Angiosarcoma Research

Cristina R. Antonescu, MD Memorial Sloan-Kettering

The Lab

Cristina R. Antonescu, MD Physician biography:

Current Work

Recent work in the Antonescu laboratory has revealed that 10-14% of breast angiosarcomas are caused by genetic mutations in the KDR receptor (VEGFR2). Dr. Antonescu summarizes this work by saying, “These findings open new avenues for specific therapeutic targeting with KDR inhibitors in a tumor characterized by an aggressive clinical course and limited management options and may have implications as pertains to angiogenesis in other cancers as well.”

The complete manuscript is available here:

The Project

Dr. Antonescu has drafted a budget based on a large scale genomic analysis of angiosarcoma tumors. Her current work has revealed that certain genes are upregulated in angiosarcomas even though there are no genetic mutations associated with the DNA that encodes those genes. The genes of interest are described in the manuscript linked above, many of which are involved in what would be considered “normal” angiogenesis. The fact that she has found them to be differentially regulated in angiosarcoma tumors has led to the hypothesis that there are epigenetic regulators of these genes that have yet to be identified through the genomic profiling applied to these studies thus far. In an effort to define what is causing these aberations in gene expression, she will be employing microRNA as well as methylation array analysis of the tumors. These studies will be aimed at defining the molecular underpinnings of angiosarcoma which will hopefully reveal more tailored options for therapies in the future. Your contributions will fuel this project, will hire the hands that will carry out these experiments and will give us a unique opportunity to delve into the nature of angiosarcoma.

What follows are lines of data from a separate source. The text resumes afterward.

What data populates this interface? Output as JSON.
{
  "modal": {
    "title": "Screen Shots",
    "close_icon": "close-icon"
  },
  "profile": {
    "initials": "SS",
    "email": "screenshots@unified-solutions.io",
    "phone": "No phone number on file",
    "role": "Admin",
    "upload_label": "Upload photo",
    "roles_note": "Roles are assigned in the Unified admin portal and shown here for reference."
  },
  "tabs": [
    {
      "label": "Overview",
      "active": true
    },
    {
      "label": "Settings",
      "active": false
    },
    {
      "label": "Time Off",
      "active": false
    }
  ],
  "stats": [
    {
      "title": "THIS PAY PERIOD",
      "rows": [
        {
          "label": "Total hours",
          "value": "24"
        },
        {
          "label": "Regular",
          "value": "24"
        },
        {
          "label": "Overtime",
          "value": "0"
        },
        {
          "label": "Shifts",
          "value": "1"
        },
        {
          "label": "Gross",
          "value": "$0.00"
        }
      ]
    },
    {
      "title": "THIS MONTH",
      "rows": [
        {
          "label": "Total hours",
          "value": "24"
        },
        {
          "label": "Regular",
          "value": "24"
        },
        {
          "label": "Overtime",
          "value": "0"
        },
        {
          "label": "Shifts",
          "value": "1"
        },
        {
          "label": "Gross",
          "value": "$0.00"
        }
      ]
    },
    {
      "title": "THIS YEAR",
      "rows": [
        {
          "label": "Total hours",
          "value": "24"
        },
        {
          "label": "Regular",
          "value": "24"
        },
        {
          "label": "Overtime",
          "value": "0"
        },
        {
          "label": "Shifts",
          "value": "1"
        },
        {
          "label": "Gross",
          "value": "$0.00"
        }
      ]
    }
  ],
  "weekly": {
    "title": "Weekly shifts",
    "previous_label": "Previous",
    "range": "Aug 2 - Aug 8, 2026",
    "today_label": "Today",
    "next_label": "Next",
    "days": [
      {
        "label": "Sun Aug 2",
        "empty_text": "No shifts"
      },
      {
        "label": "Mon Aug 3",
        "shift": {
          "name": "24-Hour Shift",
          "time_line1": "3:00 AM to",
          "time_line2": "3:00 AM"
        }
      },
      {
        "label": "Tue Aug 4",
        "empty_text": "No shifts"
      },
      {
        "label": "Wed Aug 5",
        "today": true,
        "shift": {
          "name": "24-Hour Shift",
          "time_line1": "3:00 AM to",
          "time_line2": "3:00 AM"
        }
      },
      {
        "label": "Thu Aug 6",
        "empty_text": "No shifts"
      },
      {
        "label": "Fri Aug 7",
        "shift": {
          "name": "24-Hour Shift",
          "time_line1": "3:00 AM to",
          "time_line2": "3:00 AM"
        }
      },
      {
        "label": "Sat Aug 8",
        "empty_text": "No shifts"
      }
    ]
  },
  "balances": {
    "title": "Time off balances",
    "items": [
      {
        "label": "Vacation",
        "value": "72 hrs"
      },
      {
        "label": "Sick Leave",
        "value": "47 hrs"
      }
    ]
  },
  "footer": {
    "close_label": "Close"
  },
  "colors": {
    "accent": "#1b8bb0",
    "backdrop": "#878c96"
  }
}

The title of her project and the techniques used therein are listed below:

Mechanisms of upregulation of angiogenic regulators in angiosarcoma using genomic approaches to investigate dysregulation in miRNAs and whole genome methylation

  • Whole genome methylation with individual gene methylation validation
  • miRNA expression Agil…ent platform
  • miRNA sequencing and validation

Broad scale implications of this research:

All solid tumors need a blood supply and recruit blood vessels through angiogenesis. In cancer, this is an aberrant process with misregulation of angiogenesis. Angiosarcoma IS aberrant angiogenesis, if we unlock the processes that drive angiosarcoma, we may be able to apply that knowledge to targeting the aberrant process of angiogenesis associated with tumor initiation in other cancers. The development of therapies that inhibit angiosarcoma may then be of benefit in fighting other solid tumors. In addition, the use of microRNA and methylation array platforms for studying the epigenetics of cancer is an emerging field using cutting edge technologies. This project will be at the forefront of cancer research allowing others to gain knowledge that can be applied to the overall field of cancer genomics.

Other Labs

Daniel A. Vallera, Ph.D.
Lion Scholar and Director
Section on Molecular Cancer Therapeutics
Professor of Therapeutic Radiology – Radiation Oncology
University of Minnesota Cancer Center

Jaime F. Modiano, V.M.D., Ph.D.
Perlman Professor of Oncology/Comparative Medicine
College of Veterinary Medicine and Masonic Cancer Center
University of Minnesota

Hemangiosarcoma (angiosarcoma) is a highly aggressive cancer that has a very poor prognosis.  Alternative therapies are desperately needed.  Our group has developed a new type of therapy that may help fight angiosarcoma.  Instead of using traditional chemotherapy, we have developed what is called a targeted toxin.  This type of therapy specifically targets a toxic substance to the tumor itself, which is different from conventional chemotherapy, where the drug is not targeted and therefore has affects throughout the body.  We have designed this therapy to specifically act on molecules that are highly abundant on sarcomas and on newly made blood vessels, which is the hallmark of angiosarcoma.  We have tested this therapy on mice with brain tumors and have found that we can induce long term survivors.  In addition, this therapy shows high activity against angiosarcoma cells that have been grown in culture.  One of the major problems in developing this type of therapy has been that the immune system can reduce the effectiveness of it over time.  We have made discoveries that enable this therapy to be masked by the immune system, while retaining the ability to fight the cancer.  Our intentions are to test this therapy in an animal model that would mimic the course of the disease in humans. Because angiosarcoma is so rare, accounting for only 1% of sarcomas, which in turn account for only 1% of all types of cancer, we may never get enough people who get this disease in order to test if this therapy would work.  Dogs get hemangiosarcoma, and we can develop a clinical trial for this therapy using dogs as a model system.  If this therapy is shown to be safe and effective, we would then be in a position where we could bring it into human clinical trials.